The natural flow is: episodes capture what happened, then a periodic distillation step promotes recurring patterns into engrams. The MCP tool plur_episode_to_engram does this on demand.

Terminal window
plur timeline --from "2026-05-20" --to "2026-05-25" --agent claude-code
plur timeline --channel incident --limit 20
plur timeline --session s_8f3a92

Or, from the agent, via plur_timeline — same parameters, MCP-shaped.

A session groups episodes that happened together. Every adapter starts a session at the beginning of a conversation and ends it when the user wraps up. The session ID flows through every episode emitted in that window, so you can reconstruct a single chat as a coherent timeline.

plur_session_start and plur_session_end are the explicit calls; adapters with lifecycle hooks (Claude Code, OpenClaw) call them for you.

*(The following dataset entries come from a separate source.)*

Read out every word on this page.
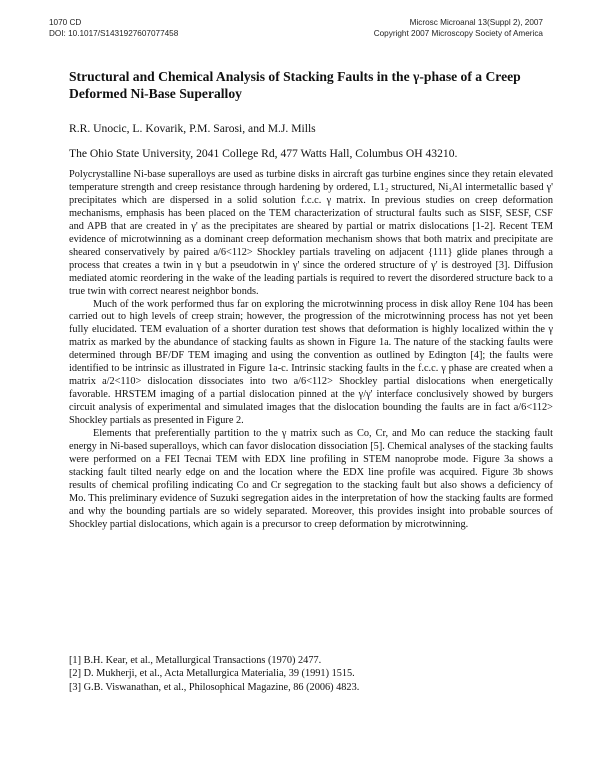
1070 CD
DOI: 10.1017/S1431927607077458
Microsc Microanal 13(Suppl 2), 2007
Copyright 2007 Microscopy Society of America
Structural and Chemical Analysis of Stacking Faults in the γ-phase of a Creep Deformed Ni-Base Superalloy
R.R. Unocic, L. Kovarik, P.M. Sarosi, and M.J. Mills
The Ohio State University, 2041 College Rd, 477 Watts Hall, Columbus OH 43210.

Polycrystalline Ni-base superalloys are used as turbine disks in aircraft gas turbine engines since they retain elevated temperature strength and creep resistance through hardening by ordered, L1₂ structured, Ni₃Al intermetallic based γ' precipitates which are dispersed in a solid solution f.c.c. γ matrix. In previous studies on creep deformation mechanisms, emphasis has been placed on the TEM characterization of structural faults such as SISF, SESF, CSF and APB that are created in γ' as the precipitates are sheared by partial or matrix dislocations [1-2]. Recent TEM evidence of microtwinning as a dominant creep deformation mechanism shows that both matrix and precipitate are sheared conservatively by paired a/6<112> Shockley partials traveling on adjacent {111} glide planes through a process that creates a twin in γ but a pseudotwin in γ' since the ordered structure of γ' is destroyed [3]. Diffusion mediated atomic reordering in the wake of the leading partials is required to revert the disordered structure back to a true twin with correct nearest neighbor bonds.

Much of the work performed thus far on exploring the microtwinning process in disk alloy Rene 104 has been carried out to high levels of creep strain; however, the progression of the microtwinning process has not yet been fully elucidated. TEM evaluation of a shorter duration test shows that deformation is highly localized within the γ matrix as marked by the abundance of stacking faults as shown in Figure 1a. The nature of the stacking faults were determined through BF/DF TEM imaging and using the convention as outlined by Edington [4]; the faults were identified to be intrinsic as illustrated in Figure 1a-c. Intrinsic stacking faults in the f.c.c. γ phase are created when a matrix a/2<110> dislocation dissociates into two a/6<112> Shockley partial dislocations when energetically favorable. HRSTEM imaging of a partial dislocation pinned at the γ/γ' interface conclusively showed by burgers circuit analysis of experimental and simulated images that the dislocation bounding the faults are in fact a/6<112> Shockley partials as presented in Figure 2.

Elements that preferentially partition to the γ matrix such as Co, Cr, and Mo can reduce the stacking fault energy in Ni-based superalloys, which can favor dislocation dissociation [5]. Chemical analyses of the stacking faults were performed on a FEI Tecnai TEM with EDX line profiling in STEM nanoprobe mode. Figure 3a shows a stacking fault tilted nearly edge on and the location where the EDX line profile was acquired. Figure 3b shows results of chemical profiling indicating Co and Cr segregation to the stacking fault but also shows a deficiency of Mo. This preliminary evidence of Suzuki segregation aides in the interpretation of how the stacking faults are formed and why the bounding partials are so widely separated. Moreover, this provides insight into probable sources of Shockley partial dislocations, which again is a precursor to creep deformation by microtwinning.

[1] B.H. Kear, et al., Metallurgical Transactions (1970) 2477.
[2] D. Mukherji, et al., Acta Metallurgica Materialia, 39 (1991) 1515.
[3] G.B. Viswanathan, et al., Philosophical Magazine, 86 (2006) 4823.
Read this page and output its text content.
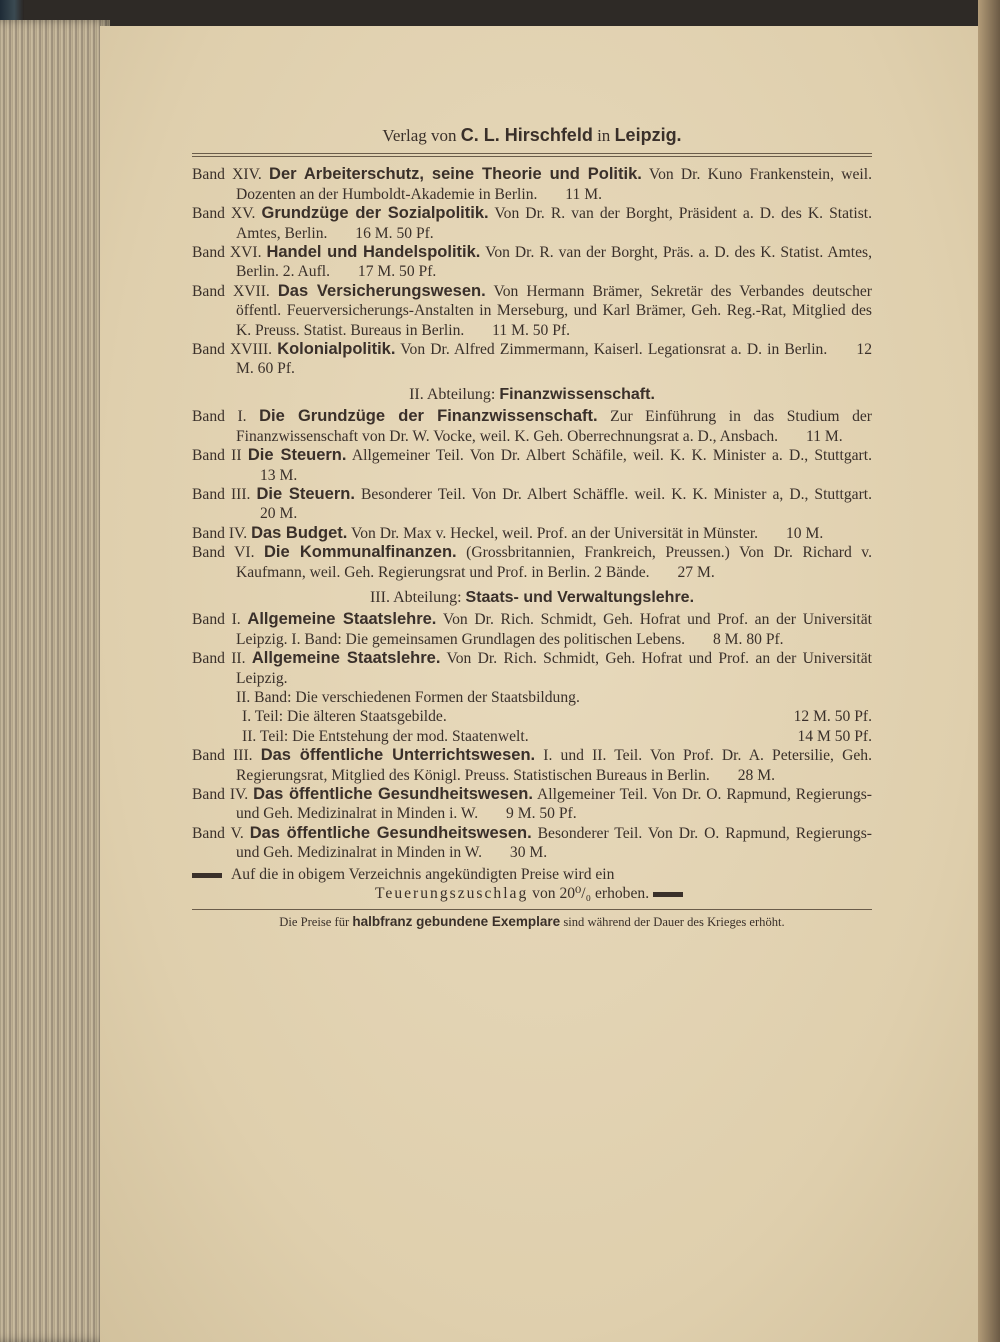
Verlag von C. L. Hirschfeld in Leipzig.

Band XIV. Der Arbeiterschutz, seine Theorie und Politik. Von Dr. Kuno Frankenstein, weil. Dozenten an der Humboldt-Akademie in Berlin. 11 M.

Band XV. Grundzüge der Sozialpolitik. Von Dr. R. van der Borght, Präsident a. D. des K. Statist. Amtes, Berlin. 16 M. 50 Pf.

Band XVI. Handel und Handelspolitik. Von Dr. R. van der Borght, Präs. a. D. des K. Statist. Amtes, Berlin. 2. Aufl. 17 M. 50 Pf.

Band XVII. Das Versicherungswesen. Von Hermann Brämer, Sekretär des Verbandes deutscher öffentl. Feuerversicherungs-Anstalten in Merseburg, und Karl Brämer, Geh. Reg.-Rat, Mitglied des K. Preuss. Statist. Bureaus in Berlin. 11 M. 50 Pf.

Band XVIII. Kolonialpolitik. Von Dr. Alfred Zimmermann, Kaiserl. Legationsrat a. D. in Berlin. 12 M. 60 Pf.

II. Abteilung: Finanzwissenschaft.

Band I. Die Grundzüge der Finanzwissenschaft. Zur Einführung in das Studium der Finanzwissenschaft von Dr. W. Vocke, weil. K. Geh. Oberrechnungsrat a. D., Ansbach. 11 M.

Band II Die Steuern. Allgemeiner Teil. Von Dr. Albert Schäfile, weil. K. K. Minister a. D., Stuttgart. 13 M.

Band III. Die Steuern. Besonderer Teil. Von Dr. Albert Schäffle. weil. K. K. Minister a, D., Stuttgart. 20 M.

Band IV. Das Budget. Von Dr. Max v. Heckel, weil. Prof. an der Universität in Münster. 10 M.

Band VI. Die Kommunalfinanzen. (Grossbritannien, Frankreich, Preussen.) Von Dr. Richard v. Kaufmann, weil. Geh. Regierungsrat und Prof. in Berlin. 2 Bände. 27 M.

III. Abteilung: Staats- und Verwaltungslehre.

Band I. Allgemeine Staatslehre. Von Dr. Rich. Schmidt, Geh. Hofrat und Prof. an der Universität Leipzig. I. Band: Die gemeinsamen Grundlagen des politischen Lebens. 8 M. 80 Pf.

Band II. Allgemeine Staatslehre. Von Dr. Rich. Schmidt, Geh. Hofrat und Prof. an der Universität Leipzig.

II. Band: Die verschiedenen Formen der Staatsbildung.
I. Teil: Die älteren Staatsgebilde.	12 M. 50 Pf.
II. Teil: Die Entstehung der mod. Staatenwelt.	14 M 50 Pf.

Band III. Das öffentliche Unterrichtswesen. I. und II. Teil. Von Prof. Dr. A. Petersilie, Geh. Regierungsrat, Mitglied des Königl. Preuss. Statistischen Bureaus in Berlin. 28 M.

Band IV. Das öffentliche Gesundheitswesen. Allgemeiner Teil. Von Dr. O. Rapmund, Regierungs- und Geh. Medizinalrat in Minden i. W. 9 M. 50 Pf.

Band V. Das öffentliche Gesundheitswesen. Besonderer Teil. Von Dr. O. Rapmund, Regierungs- und Geh. Medizinalrat in Minden in W. 30 M.

Auf die in obigem Verzeichnis angekündigten Preise wird ein
Teuerungszuschlag von 20⁰/₀ erhoben.
Die Preise für halbfranz gebundene Exemplare sind während der Dauer des Krieges erhöht.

When an engram is created during a session, the episode log records the link:

ts: 2026-05-25T14:40:01Z
channel: learning
summary: "Saved engram ENG-2026-0525-001 from correction."
links: [ENG-2026-0525-001]

This means every engram has a provenance — you can always trace back to the conversation that produced it. The CLI’s plur history ENG-... follows the chain.